Una vecina lo acusa de prevaricación por haber atrasado su empadronamiento. El regidor justifica con un fallo del ordenador que tardara semanas en inscribirla
07/02/2012 E. BAYONA
Guillermo Garcés, ayer en el banquillo del Penal número 9. Foto: CHUS MARCHADOR
Guillermo Garcés, alcalde (PAR) de Los Pintanos, se enfrenta a nueve años de inhabilitación por su tardanza en cumplir una orden judicial que le conminaba a empadronar a una mujer y por negarle la palabra en una asamblea vecinal cuando conocía la existencia del mandato
Garcés, alcalde del pequeño municipio, de cuyo padrón fueron dadas de baja 48 vecinos en el 2008 tras instar la revisión el Justicia, se sentó ayer en el banquillo del Juzgado de lo Penal número 9 de Zaragoza. La Fiscalía la imputa un delito contra los derechos individuales al que la denunciante --representada por el abogado Javier Hernández-- añade otro de prevaricación. La defensa, ejercida por el letrado Enrique Trebolle, pidió la absolución.

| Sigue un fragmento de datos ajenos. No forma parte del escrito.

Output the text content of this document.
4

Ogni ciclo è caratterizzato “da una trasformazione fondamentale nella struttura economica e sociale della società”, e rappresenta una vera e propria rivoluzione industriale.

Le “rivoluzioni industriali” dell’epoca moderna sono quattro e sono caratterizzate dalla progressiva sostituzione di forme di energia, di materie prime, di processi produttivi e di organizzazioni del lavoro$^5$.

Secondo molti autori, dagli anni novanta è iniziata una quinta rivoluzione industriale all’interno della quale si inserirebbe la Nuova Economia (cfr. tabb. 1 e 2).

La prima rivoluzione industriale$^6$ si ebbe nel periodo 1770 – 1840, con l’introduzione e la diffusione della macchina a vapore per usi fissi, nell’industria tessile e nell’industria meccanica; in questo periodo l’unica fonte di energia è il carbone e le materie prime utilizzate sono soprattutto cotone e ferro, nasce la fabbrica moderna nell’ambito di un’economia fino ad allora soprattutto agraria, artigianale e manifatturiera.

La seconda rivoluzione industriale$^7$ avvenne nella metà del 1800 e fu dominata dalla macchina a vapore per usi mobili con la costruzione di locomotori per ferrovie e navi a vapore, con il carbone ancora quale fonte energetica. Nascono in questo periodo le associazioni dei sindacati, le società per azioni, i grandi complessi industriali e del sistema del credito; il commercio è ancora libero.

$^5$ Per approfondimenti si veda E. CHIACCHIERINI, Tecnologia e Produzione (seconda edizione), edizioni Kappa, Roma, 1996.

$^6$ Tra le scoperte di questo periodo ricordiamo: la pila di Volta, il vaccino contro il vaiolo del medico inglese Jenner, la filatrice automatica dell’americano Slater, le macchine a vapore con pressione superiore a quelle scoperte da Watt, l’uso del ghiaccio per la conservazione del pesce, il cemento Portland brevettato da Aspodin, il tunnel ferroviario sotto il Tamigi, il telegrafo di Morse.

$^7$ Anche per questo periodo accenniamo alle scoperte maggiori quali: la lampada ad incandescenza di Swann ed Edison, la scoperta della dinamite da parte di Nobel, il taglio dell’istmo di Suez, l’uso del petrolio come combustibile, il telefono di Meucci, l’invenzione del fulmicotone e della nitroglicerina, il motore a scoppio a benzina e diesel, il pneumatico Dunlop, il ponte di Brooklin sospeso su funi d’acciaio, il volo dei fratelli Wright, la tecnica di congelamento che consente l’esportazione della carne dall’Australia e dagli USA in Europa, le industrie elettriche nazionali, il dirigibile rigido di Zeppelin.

Uno de esos exvecinos --Eva S. C.-- recurrió la decisión, y el Juzgado Contencioso número 2le dio la razón en noviembre del 2009. El auto que ordenaba ejecutar el fallo llegó a Los Pintanos el 9 de enero del 2010, aunque --según dijo-- él no lo tuvo hasta el día 12, ya que lo recogió su padre porque él estaba fuera. No fue empadronada hasta el 10 de febrero.
Antes, el 19 de enero Garcés prohibió a la mujer que interviniera en una asamblea. "Si no se está empadronado no se puede participar", declaró.
Negó que tuviera "ningún problema personal con ella" y se quitó responsabilidades en el incumplimiento de la orden: "Tiene que empadronarla la secretaria y yo firmo el decreto después", dijo tras anotar que era imposible inscribirla por una avería en la aplicación informática del censo.
La denunciante, por su parte, recordó que el alcalde había admitido que conocía la sentencia en la misma asamblea en la que le negó la palabra. "Está perjudicándome y negándome mis derechos", dijo Eva S. C. "Todavía no sé realmente por qué me dieron de baja", añadió.
PADRÓN La exsecretaria municipal --la actual diputada del PP Blanca Puyuelo, sensibilizada con los conflictos padronales tras haber relevado en la Comarca de la Jacetania al asesinado alcalde de Fago, Miguel Grima-- negó que el edil le ordenara retrasar la inscripción, aunque también matizó la versión de este: el mismo día que llegó al puesto en noviembre, la DGA le informaron de la existencia de tensiones por el censo en ese pueblo; y quien marcaba "las prioridades" era "el señor alcalde", explicó. Este le ordenó empadronarla tras la asamblea. En ese trámite, ilustró, primero emite un decreto el alcalde y luego el secretario hace la inscripción. "Eso se hace así", dijo.
La Fiscalía ve "mala fe" en la actuación del edil, que aunque "conocía perfectamente la situación" optó por "impedir el ejercicio de un derecho" para que Eva no interviniera en la asamblea.
Para Fernández, "hay una actuación contumaz, dilatada en el tiempo", con la que Garcés pretendía que el pueblo no pasara de 40 habitantes y siguiera como concejo abierto.
Trebolle mantuvo que el alcalde no delinquió al haber pasado menos de dos meses desde que acusa recibo de la orden hasta que la cumple. También alegó que el edil "no tiene conocimientos para redactar un decreto" y debía esperar a que lo formulara la secretaria.